Donnerstag, 8. März 2012

The Iron Lady

Diese Kritik erschien zuerst in gedruckter Form in der Wochenzeitung Region.

Kaum eine Figur in der jüngeren Geschichte Grossbritanniens polarisiert so stark wie die konservative Ex-Premierministerin Margaret Thatcher. Es gehört also eine gehörige Portion Mut dazu, ihr ein Biopic zu widmen, besonders wenn es, wie im Falle von The Iron Lady, grundsätzlich unpolitisch ist.

Der neue Film von Phyllida Lloyd (Mamma Mia!) wurde schon nach ersten Vorführungen scharf kritisiert, wobei die politischen Aspekte häufig im Vordergrund standen. Rechte warfen Lloyd vor, die Ikone Thatcher zu stark auf das Bild der dementen alten Frau zu reduzieren und ihre Erfolge in ein schlechtes Licht zu rücken. Vertreter der Linken wiederum waren der Meinung, The Iron Lady würde die negativen Seiten seiner Protagonistin schönfärben. In Wahrheit jedoch findet Lloyd in ihrem Film die goldene Mitte, indem sie von ideologischen Interpretationen absieht und Thatcher als durchaus fehlbare, aber auf ihre eigene Art beeindruckende Person darstellt. Die von Autorin Abi Morgan entworfene Geschichte setzt dabei 2008 an: Die Eiserne Lady (Meryl Streep, als Greisin mit tollem Make-Up ausgestattet) leidet nach einer Serie leichter Schlaganfälle an Demenz. Sie lebt zurückgezogen in einer Londoner Wohnung, wo sie von ihrem Personal und ihrer Tochter Carol (Olivia Colman) umsorgt wird.
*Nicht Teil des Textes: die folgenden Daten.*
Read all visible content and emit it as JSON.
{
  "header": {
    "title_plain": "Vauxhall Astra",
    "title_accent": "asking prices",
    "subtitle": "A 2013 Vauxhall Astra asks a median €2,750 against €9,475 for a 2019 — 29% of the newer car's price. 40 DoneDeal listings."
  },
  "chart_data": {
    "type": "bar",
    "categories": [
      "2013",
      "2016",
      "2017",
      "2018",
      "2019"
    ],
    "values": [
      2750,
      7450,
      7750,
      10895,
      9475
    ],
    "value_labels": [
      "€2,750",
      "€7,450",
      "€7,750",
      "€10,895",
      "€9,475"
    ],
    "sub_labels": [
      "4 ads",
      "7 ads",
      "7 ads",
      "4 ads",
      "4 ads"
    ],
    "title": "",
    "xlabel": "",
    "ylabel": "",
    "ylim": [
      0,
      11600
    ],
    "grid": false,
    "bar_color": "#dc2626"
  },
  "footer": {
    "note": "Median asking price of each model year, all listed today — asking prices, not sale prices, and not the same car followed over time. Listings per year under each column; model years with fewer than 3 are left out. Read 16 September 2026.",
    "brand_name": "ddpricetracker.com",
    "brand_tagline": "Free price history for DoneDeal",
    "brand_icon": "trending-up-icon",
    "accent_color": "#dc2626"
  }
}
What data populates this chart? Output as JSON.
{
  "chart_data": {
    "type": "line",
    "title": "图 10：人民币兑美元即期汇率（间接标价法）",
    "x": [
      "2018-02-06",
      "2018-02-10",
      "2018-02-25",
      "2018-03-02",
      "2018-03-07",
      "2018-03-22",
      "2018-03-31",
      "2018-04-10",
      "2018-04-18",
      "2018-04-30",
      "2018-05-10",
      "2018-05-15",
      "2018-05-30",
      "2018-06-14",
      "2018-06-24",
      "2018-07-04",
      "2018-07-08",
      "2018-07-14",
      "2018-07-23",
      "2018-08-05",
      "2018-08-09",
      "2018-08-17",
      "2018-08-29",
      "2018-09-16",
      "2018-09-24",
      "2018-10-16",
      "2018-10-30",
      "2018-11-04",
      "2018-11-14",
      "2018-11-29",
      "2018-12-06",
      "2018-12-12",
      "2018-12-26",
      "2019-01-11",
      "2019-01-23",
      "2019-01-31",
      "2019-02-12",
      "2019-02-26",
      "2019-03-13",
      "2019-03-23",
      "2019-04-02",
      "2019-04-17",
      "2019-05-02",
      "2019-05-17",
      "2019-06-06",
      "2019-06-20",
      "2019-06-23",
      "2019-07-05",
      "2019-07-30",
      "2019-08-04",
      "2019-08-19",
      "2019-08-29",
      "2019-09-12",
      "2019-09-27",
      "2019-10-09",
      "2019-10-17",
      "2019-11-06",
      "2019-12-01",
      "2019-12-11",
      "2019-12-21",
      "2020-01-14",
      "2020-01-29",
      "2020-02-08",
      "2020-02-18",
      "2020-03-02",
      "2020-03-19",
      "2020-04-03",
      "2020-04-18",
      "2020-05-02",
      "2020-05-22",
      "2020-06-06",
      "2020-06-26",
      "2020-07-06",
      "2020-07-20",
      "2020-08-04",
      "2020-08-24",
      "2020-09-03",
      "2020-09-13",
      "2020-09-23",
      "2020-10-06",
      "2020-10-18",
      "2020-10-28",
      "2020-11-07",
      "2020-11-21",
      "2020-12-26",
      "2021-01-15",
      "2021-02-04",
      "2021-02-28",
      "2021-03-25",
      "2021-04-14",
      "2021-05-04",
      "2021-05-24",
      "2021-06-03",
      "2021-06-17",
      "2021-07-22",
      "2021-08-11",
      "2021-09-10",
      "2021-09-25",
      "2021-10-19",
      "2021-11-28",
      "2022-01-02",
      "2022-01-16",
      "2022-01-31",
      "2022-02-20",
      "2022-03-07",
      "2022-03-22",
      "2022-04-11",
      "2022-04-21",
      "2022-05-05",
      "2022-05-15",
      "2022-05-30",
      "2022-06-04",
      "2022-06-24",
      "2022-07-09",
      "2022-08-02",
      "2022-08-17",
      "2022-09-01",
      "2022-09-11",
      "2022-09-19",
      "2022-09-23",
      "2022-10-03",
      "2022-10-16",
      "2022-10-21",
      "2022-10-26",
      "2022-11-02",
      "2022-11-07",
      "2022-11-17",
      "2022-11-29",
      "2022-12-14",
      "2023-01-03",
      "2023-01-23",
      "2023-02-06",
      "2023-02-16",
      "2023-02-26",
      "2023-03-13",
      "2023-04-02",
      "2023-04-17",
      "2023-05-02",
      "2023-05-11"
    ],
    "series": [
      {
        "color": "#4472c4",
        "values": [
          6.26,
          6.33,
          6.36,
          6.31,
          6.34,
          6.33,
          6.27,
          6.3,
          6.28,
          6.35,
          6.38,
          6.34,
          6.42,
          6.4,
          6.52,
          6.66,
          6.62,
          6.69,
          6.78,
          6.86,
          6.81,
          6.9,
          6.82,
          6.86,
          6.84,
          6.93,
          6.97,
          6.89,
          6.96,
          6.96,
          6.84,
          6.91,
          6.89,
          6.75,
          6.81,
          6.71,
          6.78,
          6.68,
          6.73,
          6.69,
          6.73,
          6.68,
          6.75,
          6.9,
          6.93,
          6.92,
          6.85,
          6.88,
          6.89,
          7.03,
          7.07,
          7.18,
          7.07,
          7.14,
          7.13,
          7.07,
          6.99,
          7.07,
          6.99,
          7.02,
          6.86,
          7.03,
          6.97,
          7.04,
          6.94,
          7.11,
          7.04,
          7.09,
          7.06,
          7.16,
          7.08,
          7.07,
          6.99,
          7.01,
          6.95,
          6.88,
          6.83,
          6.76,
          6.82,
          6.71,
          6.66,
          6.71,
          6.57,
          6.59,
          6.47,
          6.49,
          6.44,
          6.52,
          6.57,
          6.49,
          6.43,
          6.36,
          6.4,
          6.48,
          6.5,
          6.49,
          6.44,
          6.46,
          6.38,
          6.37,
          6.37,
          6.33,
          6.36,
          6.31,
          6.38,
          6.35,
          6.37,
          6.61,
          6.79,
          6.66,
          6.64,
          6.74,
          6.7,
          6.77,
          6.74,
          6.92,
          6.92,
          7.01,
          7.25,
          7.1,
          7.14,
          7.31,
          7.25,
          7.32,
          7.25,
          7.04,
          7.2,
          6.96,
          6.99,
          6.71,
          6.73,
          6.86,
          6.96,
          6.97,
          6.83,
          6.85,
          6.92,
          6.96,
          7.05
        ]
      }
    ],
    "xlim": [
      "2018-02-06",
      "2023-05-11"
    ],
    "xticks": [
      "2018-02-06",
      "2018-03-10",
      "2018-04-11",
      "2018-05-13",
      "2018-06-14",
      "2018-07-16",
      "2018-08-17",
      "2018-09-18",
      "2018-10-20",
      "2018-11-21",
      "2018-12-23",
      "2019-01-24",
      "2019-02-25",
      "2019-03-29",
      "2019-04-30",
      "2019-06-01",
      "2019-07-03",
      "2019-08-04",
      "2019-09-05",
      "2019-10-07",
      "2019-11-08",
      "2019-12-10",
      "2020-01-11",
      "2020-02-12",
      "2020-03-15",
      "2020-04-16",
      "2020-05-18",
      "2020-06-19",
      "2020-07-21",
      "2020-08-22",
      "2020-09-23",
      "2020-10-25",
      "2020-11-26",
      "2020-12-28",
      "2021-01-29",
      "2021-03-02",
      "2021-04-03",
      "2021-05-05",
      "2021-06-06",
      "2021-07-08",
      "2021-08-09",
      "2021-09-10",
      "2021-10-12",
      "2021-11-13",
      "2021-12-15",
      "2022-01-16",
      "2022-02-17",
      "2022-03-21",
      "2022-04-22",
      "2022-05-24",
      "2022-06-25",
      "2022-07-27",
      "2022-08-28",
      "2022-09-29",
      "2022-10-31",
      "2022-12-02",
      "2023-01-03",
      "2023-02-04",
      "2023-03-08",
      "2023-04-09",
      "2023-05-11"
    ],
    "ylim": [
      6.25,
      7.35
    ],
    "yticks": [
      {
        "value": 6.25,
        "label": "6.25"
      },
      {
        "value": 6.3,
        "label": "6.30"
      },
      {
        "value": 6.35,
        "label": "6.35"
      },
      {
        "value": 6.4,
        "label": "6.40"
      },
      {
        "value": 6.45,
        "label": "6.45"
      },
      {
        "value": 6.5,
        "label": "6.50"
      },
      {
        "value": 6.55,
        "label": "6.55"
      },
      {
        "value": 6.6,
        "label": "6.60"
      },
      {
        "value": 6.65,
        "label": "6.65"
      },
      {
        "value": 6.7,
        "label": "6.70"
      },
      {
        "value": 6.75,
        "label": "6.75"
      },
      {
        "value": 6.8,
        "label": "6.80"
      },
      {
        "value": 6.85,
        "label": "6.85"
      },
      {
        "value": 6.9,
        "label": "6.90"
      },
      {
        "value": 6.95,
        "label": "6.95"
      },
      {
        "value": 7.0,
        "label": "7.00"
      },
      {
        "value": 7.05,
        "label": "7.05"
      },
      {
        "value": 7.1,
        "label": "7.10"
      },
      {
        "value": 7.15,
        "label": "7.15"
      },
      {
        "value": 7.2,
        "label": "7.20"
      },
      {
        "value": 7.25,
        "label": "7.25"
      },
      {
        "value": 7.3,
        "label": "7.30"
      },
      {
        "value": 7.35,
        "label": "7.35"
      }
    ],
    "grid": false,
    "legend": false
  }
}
Oft führt sie mit ihrem verstorbenen Ehemann Denis (der grossartige Jim Broadbent), von dessen Hab und Gut sie sich nicht trennen will, imaginäre Gespräche, was ihre Betreuer sehr besorgt. Als Carol einen Arzt alarmiert, erinnert sich Margaret an ihr ereignisreiches Leben: von ihren ersten Gehversuchen in der Politik, über ihre Wahl ins britische Unterhaus, bis hin zu ihren elf Jahren als Premierministerin.

Eine Frau in der Männerdomäne: Premierministerin Margaret Thatcher (Meryl Streep) bei einer Debatte im britischen House of Commons.
The Iron Lady ist nicht der einzige aktuelle Film, der eine umstrittene Persönlichkeit ihr Leben assoziativ Revue passieren lässt. Ähnlich wie in Clint Eastwoods ebenfalls unterschätztem J. Edgar, inspirieren hier Kleinigkeiten elaborierte Rückblenden. Der passende Rhythmus dazu wird zwar erst nach der etwas zu ausgedehnten Exposition gefunden; dann aber schöpfen Lloyd und Morgan aus dem Vollen: Die einzelnen Episoden, stets mit den dazugehörigen Archivaufnahmen verknüpft, sind virtuos inszeniert – Stichwort: Falkland – und zeichnen ein faszinierendes, teils auch leicht karikiertes Bild der, so der Film, von verstockten Männern dominierten britischen Politik, in welcher sich Margaret Thatcher als quasi-feministische Pionierin hervortut. Dabei driftet das Ganze aber nie ins Formelhafte ab, sondern bleibt ein ausgewogenes und überraschend bewegendes Porträt einer Einzelkämpferin, die sich der Einsamkeit, die Macht mit sich bringt, schmerzlich bewusst wird. In dieser Rolle brilliert die zurecht mit einem Oscar ausgezeichnete Meryl Streep, deren Darbietung weit über das blosse Imitieren einer historischen Figur hinausgeht. Ihr gelingt das Kunststück, Thatcher in ihrer ganzen Bandbreite darzustellen; sie vereinigt ihre gewitzte, mitunter überaus sympathische Seite hervorragend mit ihrer überheblichen, Kollegen und Konkurrenten gegenüber gleichermassen tyrannischen Art.

Obwohl sich The Iron Lady den einen oder anderen formalen Fauxpas leistet, präsentiert sich Phyllida Lloyd als gereifte Regisseurin und liefert einen spannenden Film über eine, wenn nicht grossartige, so doch unbestritten starke Persönlichkeit ab.